I jokingly said: “Weren’t you a furniture repairman before? If you don’t mind, roll up your sleeves and go blue-collar for a bit?” Not for the money — just to get to know the place.
And he actually did it. After six months working part-time in a wealthy neighborhood, he’d mapped out the entire local residential construction process — and leapt from that into becoming a small-scale local property developer. A fascinating story.
• Strong capital management ability — this is something I can’t elaborate too much on here.
Let me just say this: in many ways, China’s financial sector isn’t truly mature yet. Many product categories are thin, with limited options and low reliability. But abroad — especially in countries built on finance — there are genuinely interesting products and structures to explore.
Are there risks? Of course. A financial crisis can bloody your nose just as badly anywhere. But at least many underlying assets, and much of the real estate, are genuinely solid — proper weight, proper substance. The specifics vary enormously by country and region, so I can’t go into detail here. I just hope that once you’re actually moving through the world, you’ll make this a priority. Don’t let opportunity pass you by.

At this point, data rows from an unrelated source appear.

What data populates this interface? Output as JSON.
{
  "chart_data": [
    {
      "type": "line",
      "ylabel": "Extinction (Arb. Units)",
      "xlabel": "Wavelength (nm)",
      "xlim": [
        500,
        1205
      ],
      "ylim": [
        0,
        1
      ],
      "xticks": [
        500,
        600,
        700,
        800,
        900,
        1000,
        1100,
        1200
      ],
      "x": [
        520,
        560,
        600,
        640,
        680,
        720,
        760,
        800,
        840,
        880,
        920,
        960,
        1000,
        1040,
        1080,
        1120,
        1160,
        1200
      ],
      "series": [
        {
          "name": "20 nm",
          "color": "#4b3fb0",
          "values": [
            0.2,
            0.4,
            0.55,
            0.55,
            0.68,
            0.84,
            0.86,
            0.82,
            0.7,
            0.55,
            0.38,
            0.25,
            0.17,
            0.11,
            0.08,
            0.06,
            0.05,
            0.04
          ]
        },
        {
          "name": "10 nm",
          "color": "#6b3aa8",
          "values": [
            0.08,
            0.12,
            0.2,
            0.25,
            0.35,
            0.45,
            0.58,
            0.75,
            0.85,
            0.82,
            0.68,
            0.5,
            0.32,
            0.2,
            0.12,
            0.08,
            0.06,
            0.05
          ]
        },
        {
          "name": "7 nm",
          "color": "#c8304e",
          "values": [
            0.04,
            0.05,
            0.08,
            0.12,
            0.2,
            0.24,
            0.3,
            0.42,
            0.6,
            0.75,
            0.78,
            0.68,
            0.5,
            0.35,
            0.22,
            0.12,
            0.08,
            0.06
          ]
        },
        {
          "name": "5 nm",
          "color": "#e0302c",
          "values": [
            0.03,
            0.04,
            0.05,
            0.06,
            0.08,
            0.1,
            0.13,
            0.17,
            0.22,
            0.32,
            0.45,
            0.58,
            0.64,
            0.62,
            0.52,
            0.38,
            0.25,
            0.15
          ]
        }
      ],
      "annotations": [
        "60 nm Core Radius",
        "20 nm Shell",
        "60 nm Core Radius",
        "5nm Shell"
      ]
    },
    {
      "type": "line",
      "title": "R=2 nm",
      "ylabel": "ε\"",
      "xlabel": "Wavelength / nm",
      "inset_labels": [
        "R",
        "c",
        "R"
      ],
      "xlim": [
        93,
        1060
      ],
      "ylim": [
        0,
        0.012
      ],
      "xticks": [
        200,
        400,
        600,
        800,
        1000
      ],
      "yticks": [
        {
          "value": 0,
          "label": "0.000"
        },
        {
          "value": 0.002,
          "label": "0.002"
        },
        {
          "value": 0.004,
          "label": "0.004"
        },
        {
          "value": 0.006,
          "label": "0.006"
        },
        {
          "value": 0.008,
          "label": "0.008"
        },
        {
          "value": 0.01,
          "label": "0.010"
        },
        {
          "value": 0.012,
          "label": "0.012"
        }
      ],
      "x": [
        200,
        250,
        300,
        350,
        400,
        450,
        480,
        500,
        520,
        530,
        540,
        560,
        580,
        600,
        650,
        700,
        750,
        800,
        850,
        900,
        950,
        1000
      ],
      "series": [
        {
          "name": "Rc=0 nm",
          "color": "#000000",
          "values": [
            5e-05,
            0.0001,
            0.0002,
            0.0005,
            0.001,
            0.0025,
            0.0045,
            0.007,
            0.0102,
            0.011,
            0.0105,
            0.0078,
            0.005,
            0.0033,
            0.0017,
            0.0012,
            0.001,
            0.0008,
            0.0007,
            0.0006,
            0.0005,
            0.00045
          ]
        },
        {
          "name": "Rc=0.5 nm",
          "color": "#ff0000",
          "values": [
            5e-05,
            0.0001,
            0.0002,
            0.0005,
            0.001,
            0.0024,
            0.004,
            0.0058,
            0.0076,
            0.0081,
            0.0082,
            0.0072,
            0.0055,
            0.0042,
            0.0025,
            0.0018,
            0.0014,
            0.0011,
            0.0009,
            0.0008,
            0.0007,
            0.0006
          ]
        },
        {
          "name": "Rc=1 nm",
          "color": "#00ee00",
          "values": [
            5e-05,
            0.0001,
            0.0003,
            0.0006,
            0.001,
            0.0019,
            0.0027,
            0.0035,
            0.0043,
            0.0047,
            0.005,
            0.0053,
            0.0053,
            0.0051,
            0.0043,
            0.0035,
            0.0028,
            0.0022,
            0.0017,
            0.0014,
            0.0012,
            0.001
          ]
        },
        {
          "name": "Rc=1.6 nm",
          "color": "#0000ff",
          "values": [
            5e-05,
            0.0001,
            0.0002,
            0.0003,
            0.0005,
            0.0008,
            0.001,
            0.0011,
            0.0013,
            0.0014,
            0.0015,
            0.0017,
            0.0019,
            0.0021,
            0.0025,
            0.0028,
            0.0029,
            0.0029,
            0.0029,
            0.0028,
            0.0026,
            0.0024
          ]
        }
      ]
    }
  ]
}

To close this out, since we’ve covered a lot of ground:
I hope you can appreciate that in many respects, China’s development is genuinely at the world’s leading edge — particularly in infrastructure and daily convenience. These things are easy to take for granted once you’ve grown accustomed to them, to the point where they feel like a given.
Conversely, why do the advantages of living abroad feel so striking at first? Because you haven’t adapted to them yet — and you haven’t yet experienced the corresponding costs that come with them.
Immigration is something that can shape three generations upward and transform your entire life downward. Please — think carefully. And only after you’ve spent real, personal time living in your prospective destination, make your decision.
That is the only truly responsible thing you can do for yourself.